The Irish operation’s turnover in 2022 was $4.2 billion (€3.9 billion) and its profits were $82 million after paying $15.6 million in tax to the Irish Government. Its wage bill for the year was $56 million and presumably its 380 employees pay their taxes to the Irish Government. Let’s not forget the $289,000 it paid to its auditors PwC. Again, presumably all taxable in Ireland. The IDA does not disclose the incentives that it offers companies such as Airbnb to establish international head offices in Ireland, but they are substantial.

There are also plenty of IDA clients who are not in the database but indirectly benefit from Israel’s security and settlement policies. There is probably not an army in the Western world that doesn’t run on Microsoft software and the Israeli Defence Forces is no exception. According to Who Profits – an NGO that looks at the commercial involvement of Israeli and international corporations in the occupied territories – Microsoft Israel “has been providing services to the Israeli government, the Israeli ministry of defense and providing cloud services to the Israeli military and security bodies in Israel”.

It highlights an application used to manage the issuing of work permits to Palestinians in the West Bank and Gaza.

It is no secret that Ireland plays a very important part in how Microsoft manages its finances outside of America. It has a number of Irish subsidiaries involved in doing it in a tax efficient manner.

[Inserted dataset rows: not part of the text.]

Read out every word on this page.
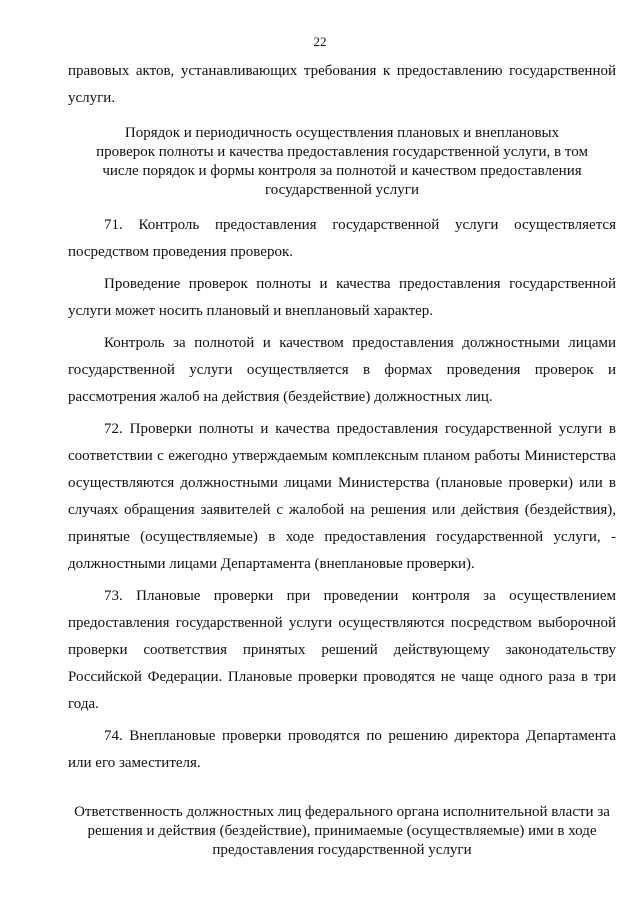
22

правовых актов, устанавливающих требования к предоставлению государственной услуги.

Порядок и периодичность осуществления плановых и внеплановых проверок полноты и качества предоставления государственной услуги, в том числе порядок и формы контроля за полнотой и качеством предоставления государственной услуги

71. Контроль предоставления государственной услуги осуществляется посредством проведения проверок.

Проведение проверок полноты и качества предоставления государственной услуги может носить плановый и внеплановый характер.

Контроль за полнотой и качеством предоставления должностными лицами государственной услуги осуществляется в формах проведения проверок и рассмотрения жалоб на действия (бездействие) должностных лиц.

72. Проверки полноты и качества предоставления государственной услуги в соответствии с ежегодно утверждаемым комплексным планом работы Министерства осуществляются должностными лицами Министерства (плановые проверки) или в случаях обращения заявителей с жалобой на решения или действия (бездействия), принятые (осуществляемые) в ходе предоставления государственной услуги, - должностными лицами Департамента (внеплановые проверки).

73. Плановые проверки при проведении контроля за осуществлением предоставления государственной услуги осуществляются посредством выборочной проверки соответствия принятых решений действующему законодательству Российской Федерации. Плановые проверки проводятся не чаще одного раза в три года.

74. Внеплановые проверки проводятся по решению директора Департамента или его заместителя.

Ответственность должностных лиц федерального органа исполнительной власти за решения и действия (бездействие), принимаемые (осуществляемые) ими в ходе предоставления государственной услуги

At the top sits Microsoft Round Island One, which made a profit of $78 billion in the year to June 2022. It paid just over $1 million in tax and has no employees other than its directors. Its main subsidiary, Microsoft Global Finance, operates as an “in-house cash centre” to other Microsoft entities. It made a profit of $2.1 billion in 2022 and paid $157 million in tax. It had two employees.

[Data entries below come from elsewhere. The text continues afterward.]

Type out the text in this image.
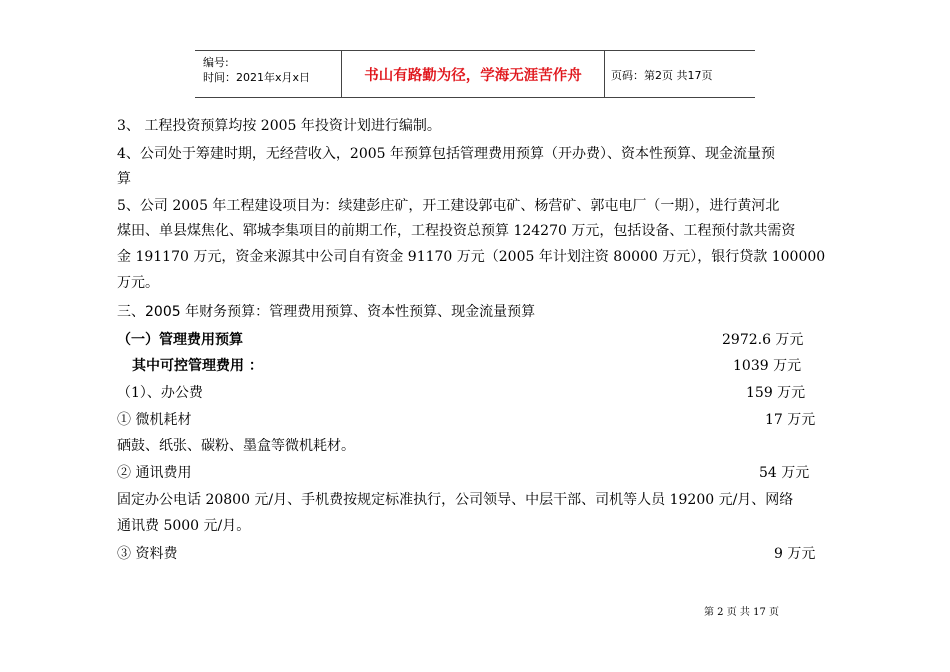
编号:
时间：2021年x月x日	书山有路勤为径，学海无涯苦作舟	页码：第2页 共17页
3、 工程投资预算均按 2005 年投资计划进行编制。
4、公司处于筹建时期，无经营收入，2005 年预算包括管理费用预算（开办费）、资本性预算、现金流量预
算
5、公司 2005 年工程建设项目为：续建彭庄矿，开工建设郭屯矿、杨营矿、郭屯电厂（一期），进行黄河北
煤田、单县煤焦化、郓城李集项目的前期工作，工程投资总预算 124270 万元，包括设备、工程预付款共需资
金 191170 万元，资金来源其中公司自有资金 91170 万元（2005 年计划注资 80000 万元），银行贷款 100000
万元。
三、2005 年财务预算：管理费用预算、资本性预算、现金流量预算
（一）管理费用预算	2972.6 万元
其中可控管理费用 ：	1039 万元
（1）、办公费	159 万元
① 微机耗材	17 万元
硒鼓、纸张、碳粉、墨盒等微机耗材。
② 通讯费用	54 万元
固定办公电话 20800 元/月、手机费按规定标准执行，公司领导、中层干部、司机等人员 19200 元/月、网络
通讯费 5000 元/月。
③ 资料费	9 万元
第 2 页 共 17 页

It would be interesting to know whether Microsoft Israel comes under the purview of the Ireland-based global treasury operation.

What the above goes to show is that imposing sanctions is not as straightforward as it seems.

Take the sanctions against Russia. We are currently paying more than three times what we used to for electricity and gas as a result of these sanctions, imposed following the invasion of Ukraine. But they are working. Russia is being denied an important source of revenue with which to fund its aggression.

No one in Ireland is going to suffer as a direct consequence of the ISIF liquidating €4.2 million worth of investments. The various counter parties will understand. The Israelis will be annoyed. The carnage in Gaza will continue.

But whereas it’s debatable what impact it might have on Israel were Ireland to withdraw the favourable tax treatments and the grants it gives to companies based here that trade in the illegal settlements or benefit indirectly from their existence, we do know what the consequences for Ireland would be. And they would be significant.